For a massive splurge or a honeymoon, consider the waterfront tenthouse suites that dot a rocky outcrop north of Halfmoon Bay. These luxury tents (from $479 CAN) are the ultimate glamping experience and are part of Rockwater Secret Cove Resort, which also offers waterfront cabins and lodge rooms at lower nightly rates (from $239 CAN).
For a cheap sleep, pack your tent. Porpoise Bay Provincial Park is open to camping year-round, though winter months have limited services. There are 84 campsites, and 62 of them are reservable in advance for dates April 15 – September 14. Reserve your campsite here.
Where to Eat
The Bakery (5500 Wharf Ave in Sechelt) is the top spot for coffee downtown Sechelt, and you might as well pick up some fresh-baked sticky cinnamon rolls while you’re there. Most of their menu is much healthier, though, from delicious homemade granola, paleo bars and vegan breakfast cookies to veggie-laden soups and locally-made kombucha tea.
Another must-stop for bean lovers is Strait Coffee (4330 Sunshine Coast Hwy in Sechelt) a cafe and roastery that also serves up healthy, organic lunch fare.
The Old Boot Eatery (5531 Wharf Street in Sechelt) is a laid-back, local joint where you can get pizza or a big bowl of pasta tossed with goodies like homemade sausage or local black tiger prawns.
For a tasty, casual lunch, head to Lucky’s Smokehouse (5645 Wharf Ave in Sechelt) where the tangy, tender ribs are slow-cooked to perfection and fall right off the bone.
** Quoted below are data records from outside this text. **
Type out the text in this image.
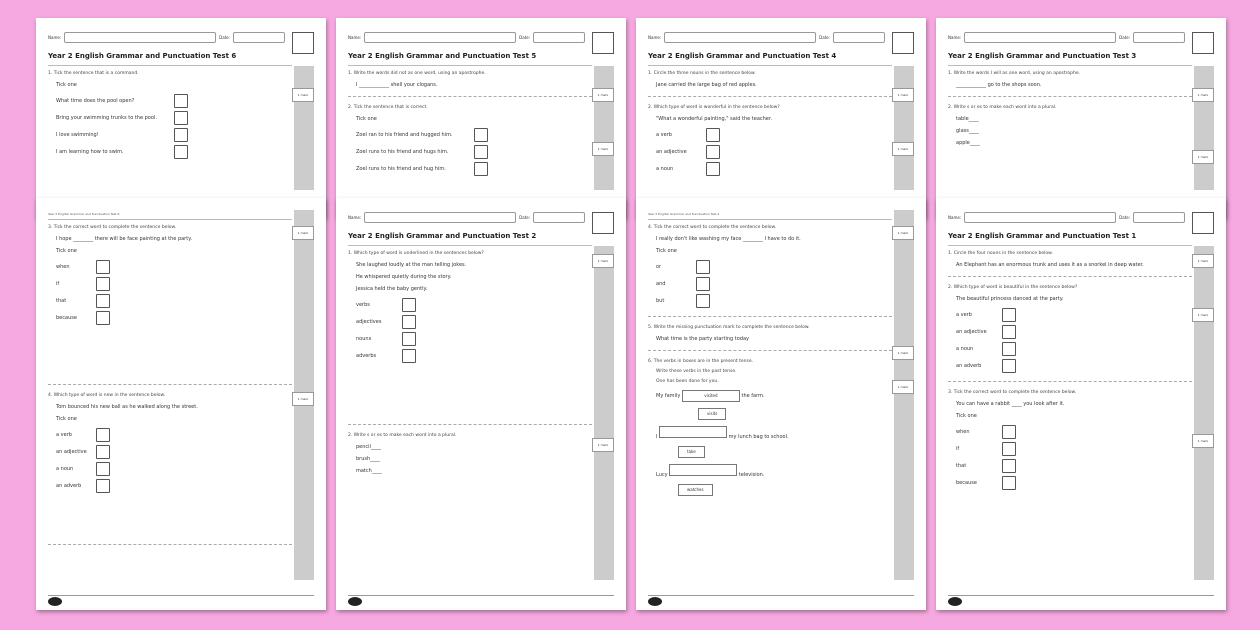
1 mark
Name:	Date:
Year 2 English Grammar and Punctuation Test 6
1. Tick the sentence that is a command.
Tick one
What time does the pool open?
Bring your swimming trunks to the pool.
I love swimming!
I am learning how to swim.
1 mark
1 mark
Name:	Date:
Year 2 English Grammar and Punctuation Test 5
1. Write the words did not as one word, using an apostrophe.
I ____________ shell your clogans.
2. Tick the sentence that is correct.
Tick one
Zoel ran to his friend and hugged him.
Zoel runs to his friend and hugs him.
Zoel runs to his friend and hug him.
1 mark
1 mark
Name:	Date:
Year 2 English Grammar and Punctuation Test 4
1. Circle the three nouns in the sentence below.
Jane carried the large bag of red apples.
2. Which type of word is wonderful in the sentence below?
"What a wonderful painting," said the teacher.
a verb
an adjective
a noun
1 mark
1 mark
Name:	Date:
Year 2 English Grammar and Punctuation Test 3
1. Write the words I will as one word, using an apostrophe.
____________ go to the shops soon.
2. Write s or es to make each word into a plural.
table____
glass____
apple____
1 mark
1 mark
Year 2 English Grammar and Punctuation Test 6
3. Tick the correct word to complete the sentence below.
I hope ________ there will be face painting at the party.
Tick one
when
if
that
because
4. Which type of word is new in the sentence below.
Tom bounced his new ball as he walked along the street.
Tick one
a verb
an adjective
a noun
an adverb
1 mark
1 mark
Name:	Date:
Year 2 English Grammar and Punctuation Test 2
1. Which type of word is underlined in the sentences below?
She laughed loudly at the man telling jokes.
He whispered quietly during the story.
Jessica held the baby gently.
verbs
adjectives
nouns
adverbs
2. Write s or es to make each word into a plural.
pencil____
brush____
match____
1 mark
1 mark
1 mark
Year 2 English Grammar and Punctuation Test 4
4. Tick the correct word to complete the sentence below.
I really don't like washing my face ________ I have to do it.
Tick one
or
and
but
5. Write the missing punctuation mark to complete the sentence below.
What time is the party starting today
6. The verbs in boxes are in the present tense.
Write these verbs in the past tense.
One has been done for you.
My family	visited	the farm.
visits
I	my lunch bag to school.
take
Lucy	television.
watches
1 mark
1 mark
1 mark
Name:	Date:
Year 2 English Grammar and Punctuation Test 1
1. Circle the four nouns in the sentence below.
An Elephant has an enormous trunk and uses it as a snorkel in deep water.
2. Which type of word is beautiful in the sentence below?
The beautiful princess danced at the party.
a verb
an adjective
a noun
an adverb
3. Tick the correct word to complete the sentence below.
You can have a rabbit ____ you look after it.
Tick one
when
if
that
because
Other popular picks are pulled pork and homemade mac n’ cheese. It’s one of the best stops for BBQ on Canada’s west coast, and you can dine in or take out.
Pick up a basket-full of gourmet picnic supplies at Ty’s Fine Foods and Bistro (5500 Trail Ave in Sechelt) or grab a table for a delicious soup-and-sandwich or tapas lunch, all of it made from scratch. Yum. Don’t miss this place!